Julia (Martina Gusman) is one of three people involved in a violent incident that leaves one dead. The film opens with Julia waking up disoriented with blood on her hands, literally. She takes a shower, goes to school and is arrested for murder. With one person's word against another, Julia takes the blame for what is being played as a crime of passion in a convoluted love triangle. Although that in and of itself is enough for a full-fledged thriller, it is only the whirlwind introduction to Julia’s impossible yet probable situation. While being admitted to prison, a blood test shows that she is pregnant. A mixed blessing, her pregnancy guarantees her a spot in the prison’s maternity ward.
This is where the film and Julia’s journey begins.

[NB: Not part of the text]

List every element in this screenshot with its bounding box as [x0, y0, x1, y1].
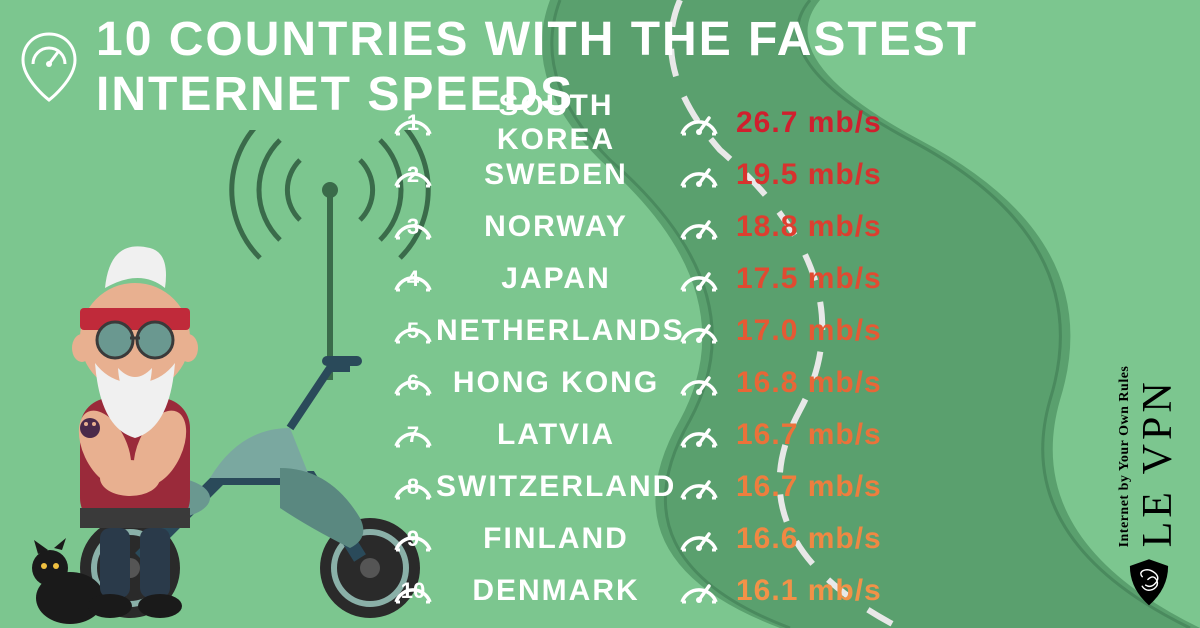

Lion’s Den is not a thriller nor a mystery, but a rich drama about a young woman predicament. Julia must learn how to survive by completely different rules. Treading unknown waters, she has to navigate not only her new life as a prisoner but also as a mother. Neither pretty nor painful, Julia’s metamorphosis from adolescent twit to shrewd prisoner and mother happens as naturally as it does dramatically. Saddled with a young child and the fate of imprisonment, she struggles to find meaning in this limited existence. The script artfully dodges all the melodramatic traps hidden behind the subjects of false guilt, single mothers, and women’s prisons.

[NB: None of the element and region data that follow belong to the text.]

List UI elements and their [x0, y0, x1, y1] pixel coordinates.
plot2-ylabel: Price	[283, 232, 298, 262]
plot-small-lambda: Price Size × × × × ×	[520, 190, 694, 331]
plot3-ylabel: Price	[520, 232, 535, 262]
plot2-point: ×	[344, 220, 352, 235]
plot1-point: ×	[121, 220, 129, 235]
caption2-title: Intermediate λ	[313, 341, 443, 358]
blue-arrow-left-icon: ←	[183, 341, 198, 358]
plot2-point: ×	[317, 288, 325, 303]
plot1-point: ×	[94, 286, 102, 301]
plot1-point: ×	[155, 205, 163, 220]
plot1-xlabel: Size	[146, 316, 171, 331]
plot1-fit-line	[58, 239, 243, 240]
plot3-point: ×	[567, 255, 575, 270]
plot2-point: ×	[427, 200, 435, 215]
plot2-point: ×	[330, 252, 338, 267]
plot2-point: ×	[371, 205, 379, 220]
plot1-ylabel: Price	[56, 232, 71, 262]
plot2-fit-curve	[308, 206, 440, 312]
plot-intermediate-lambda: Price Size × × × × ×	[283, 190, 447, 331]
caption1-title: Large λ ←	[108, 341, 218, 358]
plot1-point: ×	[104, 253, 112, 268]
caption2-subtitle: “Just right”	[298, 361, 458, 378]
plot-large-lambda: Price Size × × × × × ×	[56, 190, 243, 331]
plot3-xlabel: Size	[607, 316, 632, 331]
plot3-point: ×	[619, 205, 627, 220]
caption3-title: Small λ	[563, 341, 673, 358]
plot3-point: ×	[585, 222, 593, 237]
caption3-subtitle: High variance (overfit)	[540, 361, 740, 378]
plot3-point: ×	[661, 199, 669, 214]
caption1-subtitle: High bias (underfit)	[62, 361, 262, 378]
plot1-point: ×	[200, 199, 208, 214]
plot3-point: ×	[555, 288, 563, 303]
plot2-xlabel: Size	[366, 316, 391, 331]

Martina Gusman gives a gut-wrenching portrayal of a woman refusing to give up. Her on-screen transformation that is both physical and emotional is one of the best performances of the year. In the same way Trapero avoids exploitation, Gusman (who, it is worth noting, is married to Trapero and very much pregnant in the film) never reduces her character to a stereotype.
Trapero cunningly omits details and refuses to give easy answers. Julia’s past is a mystery leaving us little clue if she is capable of the crime or deserving of the punishment. Elusive and ambiguous, the film never concludes with any clarity who has committed the murder. Julia’s actions are suspicious, and before we are fully vested in her character, our reasonable doubt is put to the test. Slowly over the length of the film, the issues of judgment—guilt and innocence, right and wrong—dissolve in favor of reason. Lion’s Den is far more concerned with examining other burdens to be concerned with that of proof.
Lion’s Den does its best as a film to embrace the ambiance of reality, shooting on location in a maximum-security prison and using actual inmates as extras. The two worlds of ‘realism’ and ‘film’ are contradictory bedfellows, but Pablo Trapero comes very close to creating a rare symbiosis. As a result, even the conclusion transcends cliché. While most films strive to engender the closing of a book after a final chapter, Lion’s Den’s final scenes are more akin to starting a new chapter.
2 comments:
Ohhh....never learned that Gusman was married to Trapero, but it was clear that was actually pregnant during filming. I thought her performance was award-worthy, and in only (I think) her first acting role?!?!?
For some reason I thought the ending was just a little tidy, but all in all this was still a great little film.
It's funny, I actually saw screen shots from early in the film recently, and I thought, who is that woman? It is Gusman as Julia of course, but her role is that transformative. There was this whole other side to Julia that we really didn't know.
I would agree that the ending is tidy, but I think the moral questions it asks us (does she deserve to escape; does she deserve her child) are more important than resolution. And there is a much broader question of "Now what?"
I would really like to see this film again. I sort of cobbled this review together from what I remembered about the film, which is still lingering with me.